09 December 2009

Filmbook: "Fantastic Mr. Fox" (2009)

This has been the season of fiction authors I love writing nonfiction books and directors I really like making children's movies. While I want to reward both for stretching outside their comfort zones, there's a greater potential for disappointment in each.

"Fantastic Mr. Fox" is definitely a Wes Anderson movie first and a children's movie second, and I think I liked it better that way. For me, this movie was a great escape: I went in fretting about whatever it is I normally fret about and walked out 90 minutes later with a smile on my face. Beautifully composed with dollhouse-level details, witty without resorting to topical jokes (that's for you, "The Squeakuel" trailer we had to sit through first), stacked with solid voice work -- it was strong on all fronts, even if I don't think I'll be watching it over and over like Anderson's others.

Anderson and co-screenwriter Noah "Minor Dickens" Baumbach did a fair amount of re-arranging on the original Roald Dahl book; Mr. Fox gets an opossum sidekick I didn't remember from the book (seen above), and his four children are condensed into one, Ash, a neurotic teenager voiced by Jason Schwartzman in the Schwartzmanest role he has ever Schwartzmanned. Mr. Fox's theft gets a backstory as well as a B-plot in the form of Ash feeling deprived of his dad's attention when cousin Kristofferson comes to stay with the Foxes. The screenwriters also add to the ending substantially, but I won't spoil that for you here.

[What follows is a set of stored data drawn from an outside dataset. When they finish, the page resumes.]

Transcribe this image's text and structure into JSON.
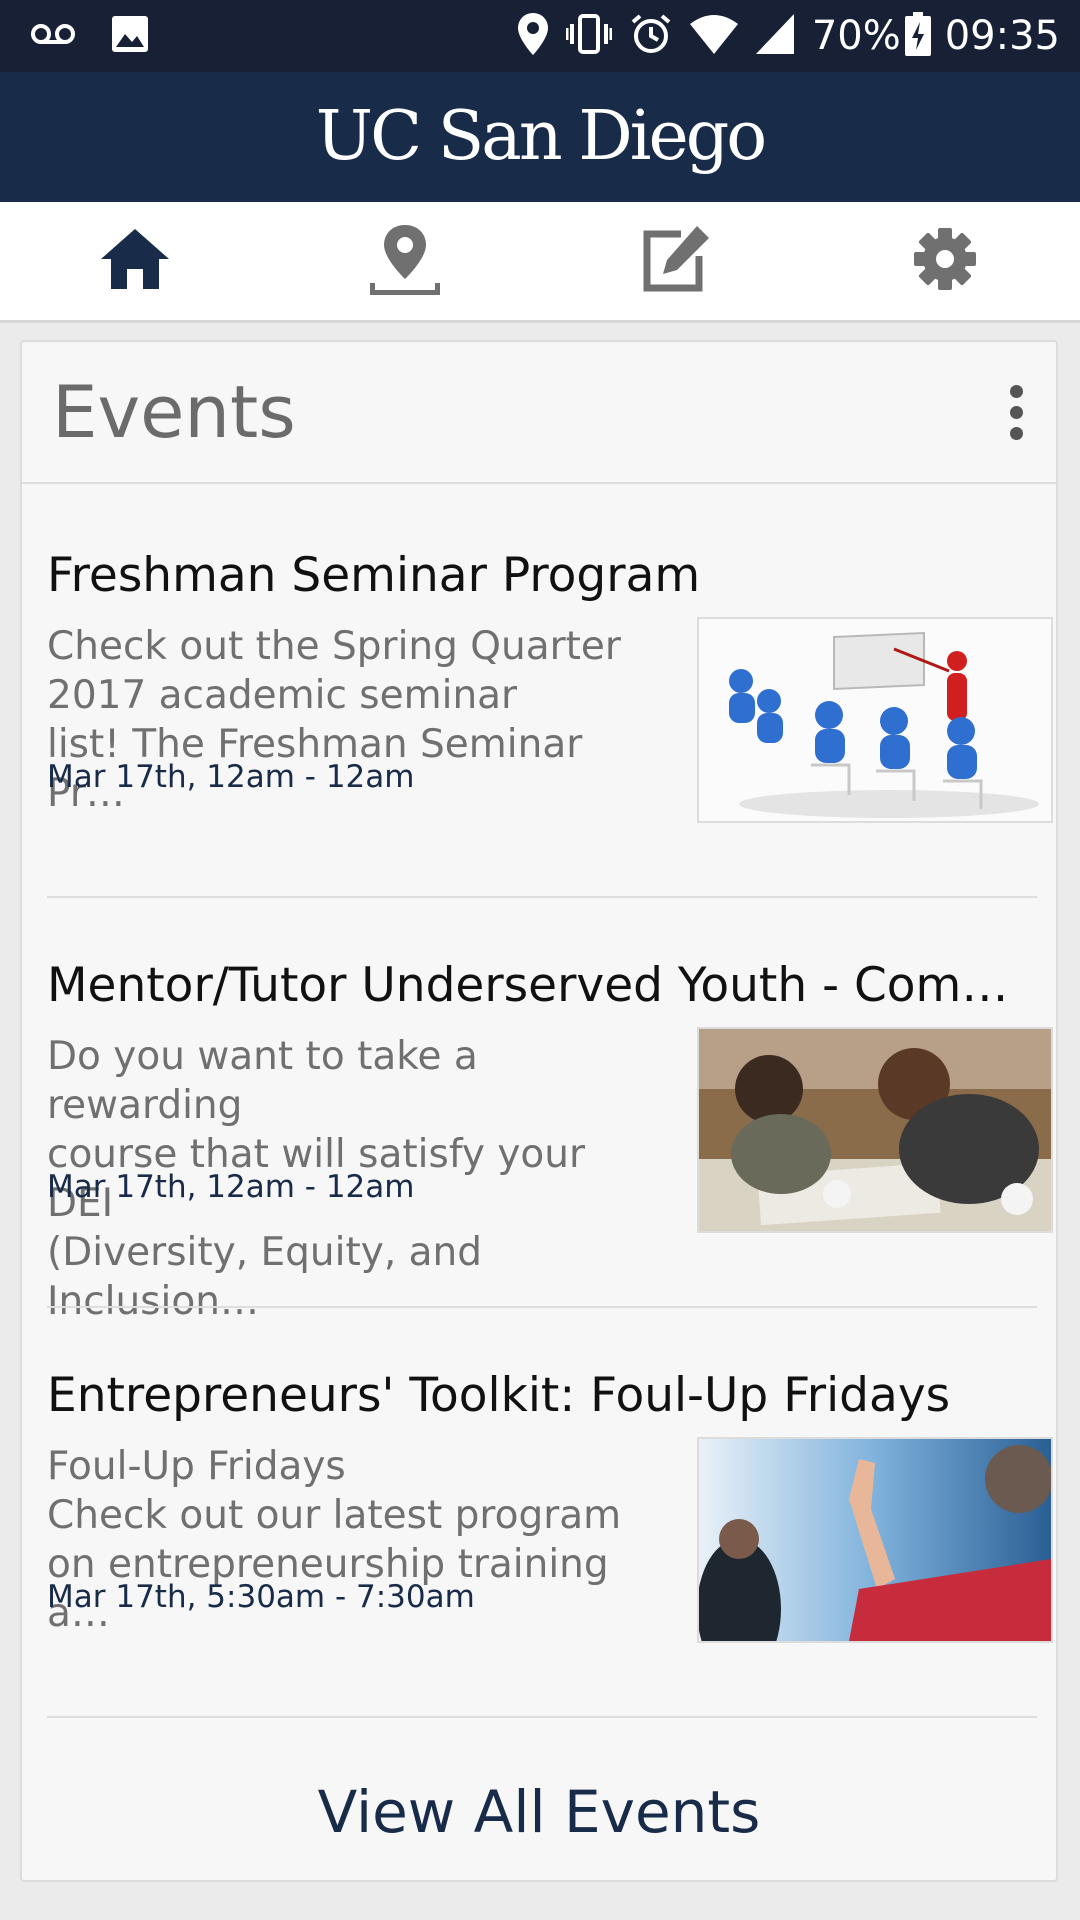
{
  "status_bar": {
    "battery": "70%",
    "time": "09:35",
    "icons": [
      "voicemail-icon",
      "image-icon",
      "location-icon",
      "vibrate-icon",
      "alarm-icon",
      "wifi-icon",
      "signal-icon",
      "battery-charging-icon"
    ]
  },
  "header": {
    "logo_text": "UC San Diego"
  },
  "tabs": [
    {
      "name": "home",
      "icon": "home-icon",
      "active": true
    },
    {
      "name": "map",
      "icon": "map-pin-icon",
      "active": false
    },
    {
      "name": "feedback",
      "icon": "edit-icon",
      "active": false
    },
    {
      "name": "settings",
      "icon": "gear-icon",
      "active": false
    }
  ],
  "card": {
    "title": "Events",
    "more_icon": "more-vertical-icon",
    "view_all_label": "View All Events"
  },
  "events": [
    {
      "title": "Freshman Seminar Program",
      "description": "Check out the Spring Quarter\n2017 academic seminar\nlist! The Freshman Seminar Pr…",
      "date": "Mar 17th, 12am - 12am",
      "image": "classroom-figures-image"
    },
    {
      "title": "Mentor/Tutor Underserved Youth - Comple…",
      "description": "Do you want to take a rewarding\ncourse that will satisfy your DEI\n(Diversity, Equity, and Inclusion…",
      "date": "Mar 17th, 12am - 12am",
      "image": "tutoring-photo"
    },
    {
      "title": "Entrepreneurs' Toolkit: Foul-Up Fridays",
      "description": "Foul-Up Fridays\nCheck out our latest program\non entrepreneurship training a…",
      "date": "Mar 17th, 5:30am - 7:30am",
      "image": "raised-hand-photo"
    }
  ],
  "colors": {
    "brand_navy": "#182b49",
    "status_bar": "#172035",
    "active_tab": "#182b49",
    "inactive_tab": "#707070"
  }
}
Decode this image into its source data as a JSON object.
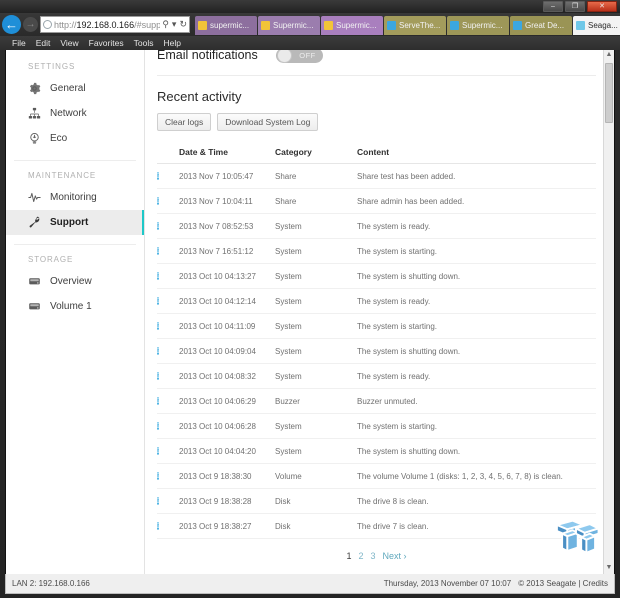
{
  "window": {
    "controls": {
      "minimize": "–",
      "maximize": "❐",
      "close": "✕"
    }
  },
  "browser": {
    "back_glyph": "←",
    "forward_glyph": "→",
    "address": {
      "scheme": "http://",
      "host": "192.168.0.166",
      "path": "/#support",
      "search_glyph": "⚲",
      "dropdown_glyph": "▾",
      "refresh_glyph": "↻"
    },
    "tabs": [
      {
        "label": "supermic...",
        "color": "#8d6f9e",
        "favicon": "#f2c438",
        "active": false
      },
      {
        "label": "Supermic...",
        "color": "#9b7dae",
        "favicon": "#f2c438",
        "active": false
      },
      {
        "label": "Supermic...",
        "color": "#a97fbe",
        "favicon": "#f2c438",
        "active": false
      },
      {
        "label": "ServeThe...",
        "color": "#a39c5c",
        "favicon": "#3ba7e0",
        "active": false
      },
      {
        "label": "Supermic...",
        "color": "#9d9758",
        "favicon": "#3ba7e0",
        "active": false
      },
      {
        "label": "Great De...",
        "color": "#9a9455",
        "favicon": "#3ba7e0",
        "active": false
      },
      {
        "label": "Seaga...",
        "color": "#f3f3f3",
        "favicon": "#6fc8e8",
        "active": true,
        "close_glyph": "✕"
      }
    ],
    "icons": [
      {
        "name": "home-icon",
        "glyph": "⌂"
      },
      {
        "name": "favorites-icon",
        "glyph": "★"
      },
      {
        "name": "tools-gear-icon",
        "glyph": "⚙"
      }
    ],
    "menu": [
      "File",
      "Edit",
      "View",
      "Favorites",
      "Tools",
      "Help"
    ]
  },
  "sidebar": {
    "groups": [
      {
        "title": "SETTINGS",
        "items": [
          {
            "label": "General",
            "icon": "gear-icon",
            "active": false
          },
          {
            "label": "Network",
            "icon": "network-icon",
            "active": false
          },
          {
            "label": "Eco",
            "icon": "eco-icon",
            "active": false
          }
        ]
      },
      {
        "title": "MAINTENANCE",
        "items": [
          {
            "label": "Monitoring",
            "icon": "pulse-icon",
            "active": false
          },
          {
            "label": "Support",
            "icon": "wrench-icon",
            "active": true
          }
        ]
      },
      {
        "title": "STORAGE",
        "items": [
          {
            "label": "Overview",
            "icon": "drive-icon",
            "active": false
          },
          {
            "label": "Volume 1",
            "icon": "drive-icon",
            "active": false
          }
        ]
      }
    ]
  },
  "main": {
    "email_notifications_label": "Email notifications",
    "email_notifications_state": "OFF",
    "recent_activity_title": "Recent activity",
    "buttons": {
      "clear_logs": "Clear logs",
      "download_log": "Download System Log"
    },
    "table": {
      "headers": [
        "Date & Time",
        "Category",
        "Content"
      ],
      "row_icon_glyph": "i",
      "rows": [
        {
          "datetime": "2013 Nov 7 10:05:47",
          "category": "Share",
          "content": "Share test has been added."
        },
        {
          "datetime": "2013 Nov 7 10:04:11",
          "category": "Share",
          "content": "Share admin has been added."
        },
        {
          "datetime": "2013 Nov 7 08:52:53",
          "category": "System",
          "content": "The system is ready."
        },
        {
          "datetime": "2013 Nov 7 16:51:12",
          "category": "System",
          "content": "The system is starting."
        },
        {
          "datetime": "2013 Oct 10 04:13:27",
          "category": "System",
          "content": "The system is shutting down."
        },
        {
          "datetime": "2013 Oct 10 04:12:14",
          "category": "System",
          "content": "The system is ready."
        },
        {
          "datetime": "2013 Oct 10 04:11:09",
          "category": "System",
          "content": "The system is starting."
        },
        {
          "datetime": "2013 Oct 10 04:09:04",
          "category": "System",
          "content": "The system is shutting down."
        },
        {
          "datetime": "2013 Oct 10 04:08:32",
          "category": "System",
          "content": "The system is ready."
        },
        {
          "datetime": "2013 Oct 10 04:06:29",
          "category": "Buzzer",
          "content": "Buzzer unmuted."
        },
        {
          "datetime": "2013 Oct 10 04:06:28",
          "category": "System",
          "content": "The system is starting."
        },
        {
          "datetime": "2013 Oct 10 04:04:20",
          "category": "System",
          "content": "The system is shutting down."
        },
        {
          "datetime": "2013 Oct 9 18:38:30",
          "category": "Volume",
          "content": "The volume Volume 1 (disks: 1, 2, 3, 4, 5, 6, 7, 8) is clean."
        },
        {
          "datetime": "2013 Oct 9 18:38:28",
          "category": "Disk",
          "content": "The drive 8 is clean."
        },
        {
          "datetime": "2013 Oct 9 18:38:27",
          "category": "Disk",
          "content": "The drive 7 is clean."
        }
      ]
    },
    "pagination": {
      "pages": [
        "1",
        "2",
        "3"
      ],
      "current": "1",
      "next_label": "Next",
      "next_glyph": "›"
    }
  },
  "statusbar": {
    "lan": "LAN 2: 192.168.0.166",
    "datetime": "Thursday, 2013 November 07   10:07",
    "copyright": "© 2013 Seagate | Credits"
  },
  "colors": {
    "accent": "#1ec8c8",
    "info": "#1fa0dc",
    "link": "#5fa8bd"
  }
}
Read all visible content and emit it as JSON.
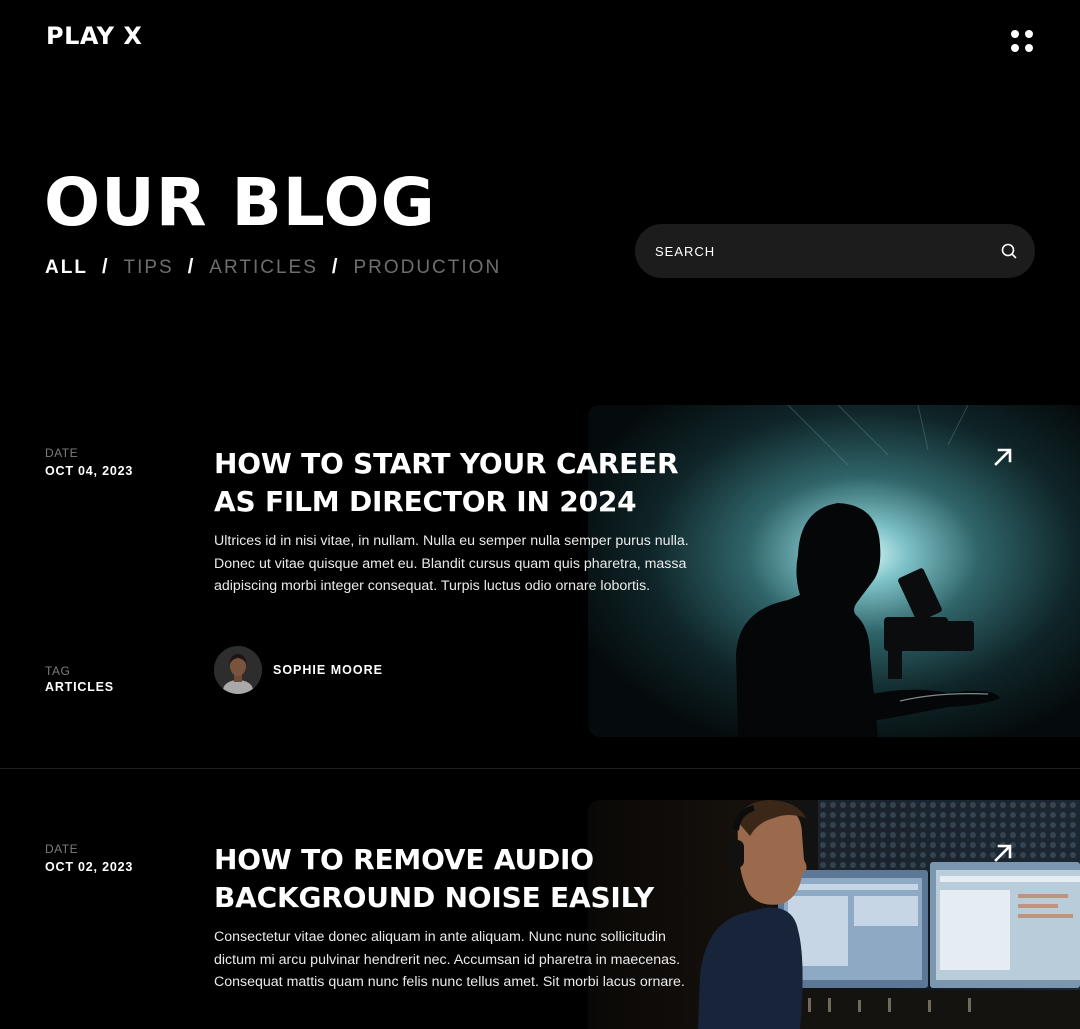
{
  "header": {
    "logo": "PLAY X",
    "menu_icon": "grid-dots-icon"
  },
  "hero": {
    "title": "OUR BLOG",
    "filters": [
      {
        "label": "ALL",
        "active": true
      },
      {
        "label": "TIPS",
        "active": false
      },
      {
        "label": "ARTICLES",
        "active": false
      },
      {
        "label": "PRODUCTION",
        "active": false
      }
    ],
    "separator": "/"
  },
  "search": {
    "placeholder": "SEARCH",
    "icon": "search-icon"
  },
  "posts": [
    {
      "date_label": "DATE",
      "date": "OCT 04, 2023",
      "title": "HOW TO START YOUR CAREER AS FILM DIRECTOR IN 2024",
      "excerpt": "Ultrices id in nisi vitae, in nullam. Nulla eu semper nulla semper purus nulla. Donec ut vitae quisque amet eu. Blandit cursus quam quis pharetra, massa adipiscing morbi integer consequat. Turpis luctus odio ornare lobortis.",
      "tag_label": "TAG",
      "tag": "ARTICLES",
      "author": "SOPHIE MOORE",
      "image": "film-director-silhouette",
      "arrow_icon": "arrow-up-right-icon"
    },
    {
      "date_label": "DATE",
      "date": "OCT 02, 2023",
      "title": "HOW TO REMOVE AUDIO BACKGROUND NOISE EASILY",
      "excerpt": "Consectetur vitae donec aliquam in ante aliquam. Nunc nunc sollicitudin dictum mi arcu pulvinar hendrerit nec. Accumsan id pharetra in maecenas. Consequat mattis quam nunc felis nunc tellus amet. Sit morbi lacus ornare.",
      "image": "audio-engineer-studio",
      "arrow_icon": "arrow-up-right-icon"
    }
  ],
  "colors": {
    "background": "#000000",
    "text": "#ffffff",
    "muted": "#6e6e6e",
    "search_bg": "#1c1c1c"
  }
}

I wouldn't call it inappropriate for children (except for the peril of having to explain to your kid what the rat calling Mrs. Fox "the town tart" means), but I can see how they would get bored, and maybe even a little scared once the Foxes go toe to toe with Boggis, Bunce and Bean. As for the Wes Anderson humor, some of it will go over their heads, but then again some people in my (kid-free) audience weren't laughing either.

I was surprised that Anderson managed to keep "The Fantastic Mr. Fox" mostly within his comfort zone; Dana Stevens wrote about the movie in Slate that "the Anderson tics that threaten to get in the way of his storytelling in live-action films serve as assets here," and while I like the director more than she does, I do think this one plays to his strengths in a kind of unique way. It may yet sneak onto my top 10 of the year, although I have a lot of movies to catch up on before making that call.

FTC cover-assery: I paid for this ticket myself, but because I signed up for MovieWatcher 800 years ago, I now have a free ticket to burn off in the next three weeks. If I'm going to use it on a literary depress-o-fest this weekend, should I go for "The Road" or "The Lovely Bones"? I like the former book better, if that helps.

Still: ign.com

5 comments:

Elizabeth said...

Use it on "The Princess and the Frog"!

Ellen said...

I'll definitely see it, but Claire and I will probably go together when we get home for Christmas.

Marjorie said...

It sounded like "The Lovely Bones" was maybe a victim of its own budget and overplayed the heaven stuff too much, but I heard that third-hand.

Wade Garrett said...

I hear that the movie ends with Bobby Fuller's "Let Her Dance" - a great, Wes Anderson-y note on which to close.

Ellen said...

W.G.: I looked the song up and it sounds familiar, but I can't remember whether it's played at the end. It is a very whimsical ending, though, and there's another very funny musical joke buried in the middle of the movie.

Marjorie: I've read some definitely middling reviews and it seems that they made significant changes from the book. But I'm still interested.